The Godalming area has supported many trades and industries. Some, like the wool and knitting industries, were important sources of local income over a number of centuries. Evidence of this survives in the town's emblem - a woolsack, which is still in official use today. Farming and other rural trades would have occupied many people, until machinery began to replace human and horse power in the nineteenth century. Some of the agricultural hand tools in the Museum's collection (including the corn dibblers shown here) give an idea of how hard agricultural work could be.

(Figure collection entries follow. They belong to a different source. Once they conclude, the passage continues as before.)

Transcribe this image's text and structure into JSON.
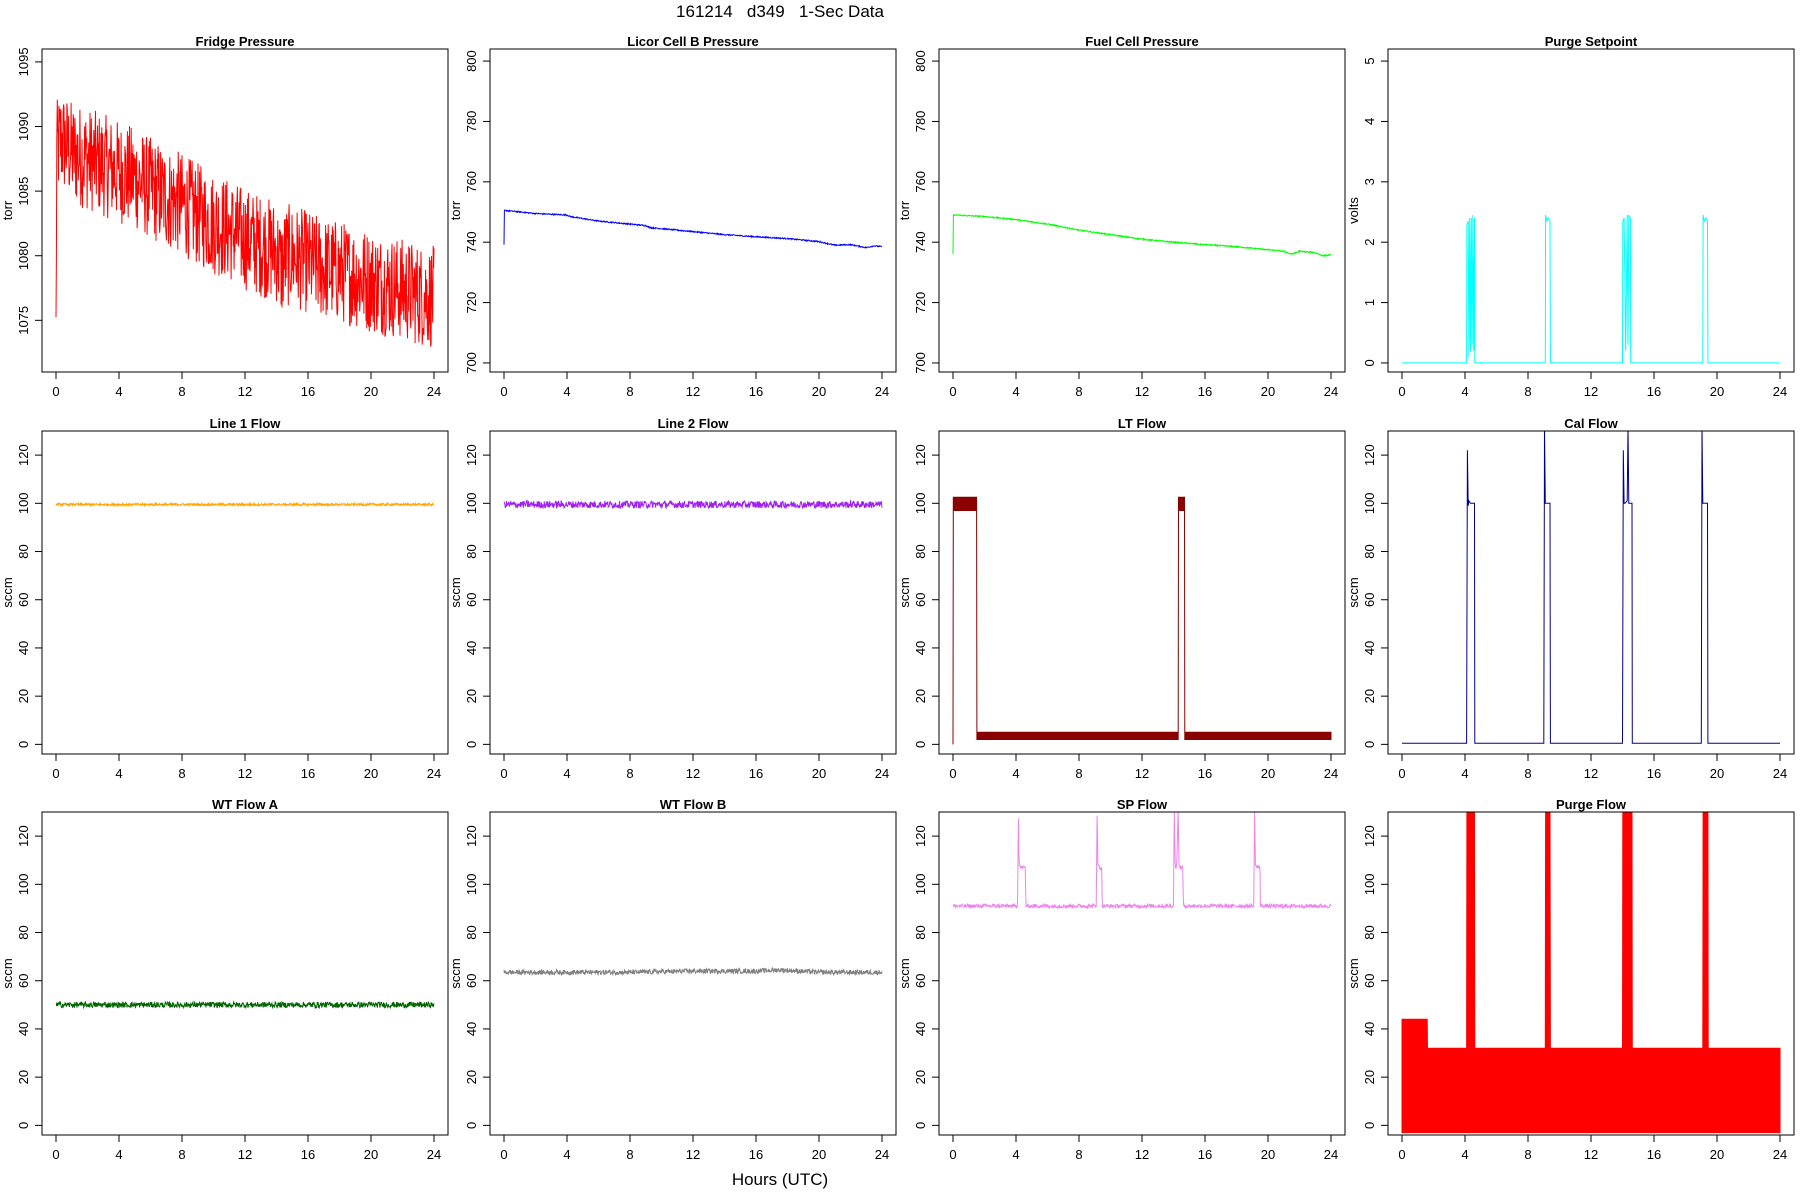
{
  "page": {
    "title": "161214   d349   1-Sec Data",
    "xlabel": "Hours (UTC)"
  },
  "chart_data": [
    {
      "type": "line",
      "title": "Fridge Pressure",
      "ylabel": "torr",
      "xlim": [
        0,
        24
      ],
      "ylim": [
        1071,
        1096
      ],
      "xticks": [
        0,
        4,
        8,
        12,
        16,
        20,
        24
      ],
      "yticks": [
        1075,
        1080,
        1085,
        1090,
        1095
      ],
      "series": [
        {
          "color": "#ff0000",
          "x": [
            0,
            0.05,
            0.3,
            1,
            2,
            3,
            4,
            5,
            6,
            7,
            8,
            9,
            10,
            11,
            12,
            13,
            14,
            14.3,
            14.6,
            15,
            16,
            17,
            18,
            19,
            20,
            21,
            22,
            23,
            24
          ],
          "y": [
            1074,
            1088,
            1089,
            1088,
            1087.5,
            1087,
            1086.5,
            1086,
            1085.2,
            1084.5,
            1084,
            1083.2,
            1082.5,
            1082,
            1081.3,
            1080.8,
            1080.3,
            1079,
            1080,
            1080,
            1079.5,
            1079,
            1078.8,
            1078.4,
            1078,
            1077.7,
            1077.4,
            1077,
            1076.8
          ],
          "noise": 4
        }
      ]
    },
    {
      "type": "line",
      "title": "Licor Cell B Pressure",
      "ylabel": "torr",
      "xlim": [
        0,
        24
      ],
      "ylim": [
        697,
        804
      ],
      "xticks": [
        0,
        4,
        8,
        12,
        16,
        20,
        24
      ],
      "yticks": [
        700,
        720,
        740,
        760,
        780,
        800
      ],
      "series": [
        {
          "color": "#0000ff",
          "x": [
            0,
            0.02,
            0.1,
            2,
            4,
            4.2,
            6,
            8,
            9,
            9.3,
            10,
            12,
            13,
            14,
            16,
            18,
            20,
            21,
            22,
            23,
            23.5,
            24
          ],
          "y": [
            739,
            750.5,
            750.5,
            749.5,
            749,
            748.5,
            747,
            746,
            745.5,
            744.8,
            744.5,
            743.5,
            743,
            742.5,
            741.8,
            741.2,
            740.2,
            739,
            739.2,
            738.2,
            738.8,
            738.5
          ],
          "noise": 0.2
        }
      ]
    },
    {
      "type": "line",
      "title": "Fuel Cell Pressure",
      "ylabel": "torr",
      "xlim": [
        0,
        24
      ],
      "ylim": [
        697,
        804
      ],
      "xticks": [
        0,
        4,
        8,
        12,
        16,
        20,
        24
      ],
      "yticks": [
        700,
        720,
        740,
        760,
        780,
        800
      ],
      "series": [
        {
          "color": "#00ff00",
          "x": [
            0,
            0.02,
            0.1,
            2,
            4,
            6,
            8,
            10,
            12,
            13,
            14,
            16,
            18,
            20,
            21,
            21.5,
            22,
            23,
            23.5,
            24
          ],
          "y": [
            736,
            749,
            749,
            748.5,
            747.5,
            746,
            744,
            742.5,
            741,
            740.5,
            740,
            739.2,
            738.5,
            737.5,
            737,
            736,
            737,
            736.5,
            735.5,
            735.8
          ],
          "noise": 0.2
        }
      ]
    },
    {
      "type": "line",
      "title": "Purge Setpoint",
      "ylabel": "volts",
      "xlim": [
        0,
        24
      ],
      "ylim": [
        -0.15,
        5.2
      ],
      "xticks": [
        0,
        4,
        8,
        12,
        16,
        20,
        24
      ],
      "yticks": [
        0,
        1,
        2,
        3,
        4,
        5
      ],
      "series": [
        {
          "color": "#00ffff",
          "x": [
            0,
            4.1,
            4.12,
            4.2,
            4.25,
            4.3,
            4.35,
            4.4,
            4.45,
            4.5,
            4.55,
            4.6,
            4.62,
            9.1,
            9.12,
            9.2,
            9.3,
            9.4,
            9.42,
            14.0,
            14.02,
            14.1,
            14.2,
            14.3,
            14.35,
            14.4,
            14.5,
            14.52,
            19.1,
            19.12,
            19.2,
            19.3,
            19.4,
            19.42,
            24
          ],
          "y": [
            0,
            0,
            2.3,
            2.35,
            0.1,
            2.4,
            0.2,
            2.4,
            0.3,
            2.45,
            0.2,
            2.4,
            0,
            0,
            2.45,
            2.35,
            2.4,
            2.35,
            0,
            0,
            2.35,
            2.4,
            0.2,
            2.45,
            0.3,
            2.45,
            2.4,
            0,
            0,
            2.45,
            2.35,
            2.4,
            2.35,
            0,
            0
          ],
          "noise": 0
        }
      ]
    },
    {
      "type": "line",
      "title": "Line 1 Flow",
      "ylabel": "sccm",
      "xlim": [
        0,
        24
      ],
      "ylim": [
        -4,
        130
      ],
      "xticks": [
        0,
        4,
        8,
        12,
        16,
        20,
        24
      ],
      "yticks": [
        0,
        20,
        40,
        60,
        80,
        100,
        120
      ],
      "series": [
        {
          "color": "#ffa500",
          "x": [
            0,
            24
          ],
          "y": [
            99.5,
            99.5
          ],
          "noise": 0.5
        }
      ]
    },
    {
      "type": "line",
      "title": "Line 2 Flow",
      "ylabel": "sccm",
      "xlim": [
        0,
        24
      ],
      "ylim": [
        -4,
        130
      ],
      "xticks": [
        0,
        4,
        8,
        12,
        16,
        20,
        24
      ],
      "yticks": [
        0,
        20,
        40,
        60,
        80,
        100,
        120
      ],
      "series": [
        {
          "color": "#a020f0",
          "x": [
            0,
            24
          ],
          "y": [
            99.5,
            99.5
          ],
          "noise": 1.5
        }
      ]
    },
    {
      "type": "area",
      "title": "LT Flow",
      "ylabel": "sccm",
      "xlim": [
        0,
        24
      ],
      "ylim": [
        -4,
        130
      ],
      "xticks": [
        0,
        4,
        8,
        12,
        16,
        20,
        24
      ],
      "yticks": [
        0,
        20,
        40,
        60,
        80,
        100,
        120
      ],
      "series": [
        {
          "color": "#8b0000",
          "x": [
            0,
            0.02,
            0.04,
            1.5,
            1.52,
            14.3,
            14.32,
            14.7,
            14.72,
            24
          ],
          "y": [
            0,
            97,
            97,
            97,
            2,
            2,
            97,
            97,
            2,
            2
          ],
          "upper": [
            0,
            102.5,
            102.5,
            102.5,
            5,
            5,
            102.5,
            102.5,
            5,
            5
          ]
        }
      ]
    },
    {
      "type": "line",
      "title": "Cal Flow",
      "ylabel": "sccm",
      "xlim": [
        0,
        24
      ],
      "ylim": [
        -4,
        130
      ],
      "xticks": [
        0,
        4,
        8,
        12,
        16,
        20,
        24
      ],
      "yticks": [
        0,
        20,
        40,
        60,
        80,
        100,
        120
      ],
      "series": [
        {
          "color": "#00008b",
          "x": [
            0,
            4.1,
            4.15,
            4.2,
            4.25,
            4.35,
            4.5,
            4.6,
            4.62,
            9.0,
            9.05,
            9.1,
            9.2,
            9.35,
            9.4,
            9.42,
            14.0,
            14.05,
            14.1,
            14.15,
            14.3,
            14.35,
            14.4,
            14.5,
            14.6,
            14.62,
            19.0,
            19.05,
            19.1,
            19.2,
            19.35,
            19.4,
            19.42,
            24
          ],
          "y": [
            0.5,
            0.5,
            122,
            99,
            101,
            100,
            100,
            100,
            0.5,
            0.5,
            132,
            100,
            100,
            100,
            100,
            0.5,
            0.5,
            122,
            100,
            100,
            101,
            132,
            100,
            100,
            100,
            0.5,
            0.5,
            132,
            100,
            100,
            100,
            100,
            0.5,
            0.5
          ],
          "noise": 0
        }
      ]
    },
    {
      "type": "line",
      "title": "WT Flow A",
      "ylabel": "sccm",
      "xlim": [
        0,
        24
      ],
      "ylim": [
        -4,
        130
      ],
      "xticks": [
        0,
        4,
        8,
        12,
        16,
        20,
        24
      ],
      "yticks": [
        0,
        20,
        40,
        60,
        80,
        100,
        120
      ],
      "series": [
        {
          "color": "#006400",
          "x": [
            0,
            24
          ],
          "y": [
            50,
            50
          ],
          "noise": 1.2
        }
      ]
    },
    {
      "type": "line",
      "title": "WT Flow B",
      "ylabel": "sccm",
      "xlim": [
        0,
        24
      ],
      "ylim": [
        -4,
        130
      ],
      "xticks": [
        0,
        4,
        8,
        12,
        16,
        20,
        24
      ],
      "yticks": [
        0,
        20,
        40,
        60,
        80,
        100,
        120
      ],
      "series": [
        {
          "color": "#808080",
          "x": [
            0,
            4,
            8,
            12,
            16,
            17.5,
            20,
            24
          ],
          "y": [
            63.5,
            63.5,
            63.5,
            64,
            64,
            64.5,
            63.5,
            63.5
          ],
          "noise": 1
        }
      ]
    },
    {
      "type": "line",
      "title": "SP Flow",
      "ylabel": "sccm",
      "xlim": [
        0,
        24
      ],
      "ylim": [
        -4,
        130
      ],
      "xticks": [
        0,
        4,
        8,
        12,
        16,
        20,
        24
      ],
      "yticks": [
        0,
        20,
        40,
        60,
        80,
        100,
        120
      ],
      "series": [
        {
          "color": "#ee82ee",
          "x": [
            0,
            4.1,
            4.15,
            4.2,
            4.3,
            4.5,
            4.6,
            4.62,
            9.1,
            9.15,
            9.2,
            9.3,
            9.45,
            9.47,
            14.0,
            14.05,
            14.1,
            14.2,
            14.3,
            14.35,
            14.4,
            14.6,
            14.62,
            19.1,
            19.15,
            19.2,
            19.3,
            19.5,
            19.52,
            24
          ],
          "y": [
            91,
            91,
            132,
            108,
            107,
            107,
            107,
            91,
            91,
            132,
            108,
            107,
            107,
            91,
            91,
            132,
            108,
            107,
            132,
            107,
            107,
            107,
            91,
            91,
            132,
            108,
            107,
            107,
            91,
            91
          ],
          "noise": 0.8
        }
      ]
    },
    {
      "type": "area",
      "title": "Purge Flow",
      "ylabel": "sccm",
      "xlim": [
        0,
        24
      ],
      "ylim": [
        -4,
        130
      ],
      "xticks": [
        0,
        4,
        8,
        12,
        16,
        20,
        24
      ],
      "yticks": [
        0,
        20,
        40,
        60,
        80,
        100,
        120
      ],
      "series": [
        {
          "color": "#ff0000",
          "x": [
            0,
            1.6,
            1.62,
            4.1,
            4.12,
            4.6,
            4.62,
            9.1,
            9.12,
            9.4,
            9.42,
            14.0,
            14.02,
            14.6,
            14.62,
            19.1,
            19.12,
            19.42,
            19.44,
            24
          ],
          "y": [
            -3,
            -3,
            -3,
            -3,
            -3,
            -3,
            -3,
            -3,
            -3,
            -3,
            -3,
            -3,
            -3,
            -3,
            -3,
            -3,
            -3,
            -3,
            -3,
            -3
          ],
          "upper": [
            44,
            44,
            32,
            32,
            131,
            131,
            32,
            32,
            131,
            131,
            32,
            32,
            131,
            131,
            32,
            32,
            131,
            131,
            32,
            32
          ]
        }
      ]
    }
  ]
}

Water-powered machines were used in the leather (or tanning) industry and water from the River Wey was used for washing the hides and skins during the production process. While the products of this industry could be attractive and fashionable, such as fine leather gloves, the work was often dirty and sometimes dangerous (there are accounts of deaths of employees in the Museum's collections and library). Such tragic incidents in the course of work often go unremarked in public life, but one, the death of Jack Phillips (wireless operator on the Titanic) is commemorated in Godalming. The Museum displays a painting of him, which was made after his death in 1912.
The Second World War provided employment for large numbers of women across the country. Godalming was no exception, with the local RFD factory employing a workforce of one thousand (mainly women) day and night. The photograph featured in this exhibit shows an RFD employee working on a barrage balloon in the Godalming factory in Catteshall Lane. It comes from an album of photos showing many aspects of the company's varied activities in Godalming until closure of the factory in the 1980s.
Leisure activities are important providers of jobs in the local area today. It would seem that this would also have been the case during the eighteenth and early nineteenth centuries. At that time, Godalming was mid-way on an important horse-drawn coach route connecting London to Portsmouth (on the South coast). The 'hospitality trade', focused around Godalming's coaching inns, must have provided significant employment locally.